RPM first used the tool path to cut an elevation drive turntable for the Tactical Automatic Landing System (TALS) unattended aerial vehicle data link. The turntable is machined from an aluminum billet that is 8 inches by 8 3/4 inches by 1 1/2 inches. A shear hog face mill does the rough machining. The finish machining cycle uses 3/16-inch, 1/4-inch, 1/2-inch and 3/4-inch end mills.

“Two weeks ago, we were cutting at 175 ipm and machining the turntable on the same machine using a conventional tool path generated by a CAM software system,” says Mr. Thomas. “The rough milling required 17 minutes, 11 seconds. The same machine and part with a TrueMill tool path now requires 2 minutes, 54 seconds to rough—cutting at 650 ipm.”

In addition to accelerating machining, the new tool paths produced better roughing results. “The roughing cycle time was reduced by 83 percent, and the remaining material on the part was uniform, with virtually no excess material in the corners,” says Mr. Thomas.

Mr. Thomas also finds the sound effects to be noteworthy: “You can usually gage when a tool path is wrong, especially when using an end mill through sound,” he says. “I didn’t hear anything out of the ordinary—not even chirping when the cutter was really smoking and going into a corner.”
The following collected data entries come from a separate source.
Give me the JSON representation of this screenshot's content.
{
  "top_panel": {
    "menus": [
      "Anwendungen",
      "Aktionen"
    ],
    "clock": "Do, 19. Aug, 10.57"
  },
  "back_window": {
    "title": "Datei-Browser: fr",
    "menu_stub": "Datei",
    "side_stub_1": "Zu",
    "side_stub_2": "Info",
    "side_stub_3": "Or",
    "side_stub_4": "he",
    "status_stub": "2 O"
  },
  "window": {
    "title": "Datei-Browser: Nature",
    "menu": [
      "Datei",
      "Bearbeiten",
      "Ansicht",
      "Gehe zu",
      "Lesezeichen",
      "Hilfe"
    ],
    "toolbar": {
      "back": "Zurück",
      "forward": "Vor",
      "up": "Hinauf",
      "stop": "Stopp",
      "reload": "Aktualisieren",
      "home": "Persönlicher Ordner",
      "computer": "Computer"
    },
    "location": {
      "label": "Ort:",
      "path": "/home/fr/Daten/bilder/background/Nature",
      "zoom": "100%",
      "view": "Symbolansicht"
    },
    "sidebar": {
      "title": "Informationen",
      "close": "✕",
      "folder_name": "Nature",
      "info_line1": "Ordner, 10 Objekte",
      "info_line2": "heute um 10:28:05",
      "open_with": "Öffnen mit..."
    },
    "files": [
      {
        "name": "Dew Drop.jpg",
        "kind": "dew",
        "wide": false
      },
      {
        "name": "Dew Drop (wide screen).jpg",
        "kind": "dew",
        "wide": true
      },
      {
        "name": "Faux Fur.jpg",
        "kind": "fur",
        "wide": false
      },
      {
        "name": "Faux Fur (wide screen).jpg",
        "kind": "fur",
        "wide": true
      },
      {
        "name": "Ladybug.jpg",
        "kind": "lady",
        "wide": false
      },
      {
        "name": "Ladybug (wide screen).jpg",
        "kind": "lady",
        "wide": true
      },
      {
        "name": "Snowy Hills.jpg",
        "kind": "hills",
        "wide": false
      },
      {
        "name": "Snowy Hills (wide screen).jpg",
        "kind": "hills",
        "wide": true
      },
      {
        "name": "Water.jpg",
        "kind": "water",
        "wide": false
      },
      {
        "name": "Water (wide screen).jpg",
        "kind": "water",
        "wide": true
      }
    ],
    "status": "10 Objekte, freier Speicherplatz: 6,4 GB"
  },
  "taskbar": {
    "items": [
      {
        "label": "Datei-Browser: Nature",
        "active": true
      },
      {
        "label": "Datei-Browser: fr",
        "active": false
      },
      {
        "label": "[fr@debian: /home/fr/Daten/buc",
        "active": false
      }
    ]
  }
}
Even after increasing the cutting speed to 650 ipm, such tolerances as 0.002 inch perpendicularity; +0.0006 inch, -0.0 diameter accuracy; 0.002 inch overall width; and 0.005 inch true-hole position were maintained by managing the TEA.

“The swirling marks on the surface of the part produced when the cutter changes directions have virtually disappeared because of the smooth machining that the tool path achieves,” observes Mr. Thomas. “Because a constant load is maintained on the tool, it wears less and virtually eliminates breakage.”

Jobs move from RPM’s engineering to manufacturing departments. When engineering is late, manufacturing has to compensate in order to relay parts to assembly and electrical for wiring in time to meet shipping dates.

“We expect that TrueMill will have a significant impact on our work flow,” says Mr. Thomas. “For example, engineering will be able to design more complex parts that previously were prohibited by time or costs.

“As a programmer, I need to be more aggressive and not worry about slowing the cutter in a corner,” he continues. “I won’t have to ask engineering to increase a radius from 0.125 inch to 0.060 inch.”

Mr. Thomas jokingly admits, however, that a side effect of using the new tool path is that it makes the programmer’s job even more hectic—machining cycles are cut so dramatically that not enough time is available for programming.

“It is likely that another programmer will be needed to optimize machine usage,” he says. “With faster machining of parts, they may stack up waiting for assembly to finish the previous job. Tighter tolerances may also reduce assembly time, which could push the bottleneck into the electrical department where the assembled machine is to be wired.

“Some time ago, it was common to see assembly and electrical waiting on milling,” says Mr. Thomas. “In many cases, the mill is going to be waiting on programming and ahead of assembly and electrical. We’re going to need more room to stack parts. Of course, those are good problems to have.”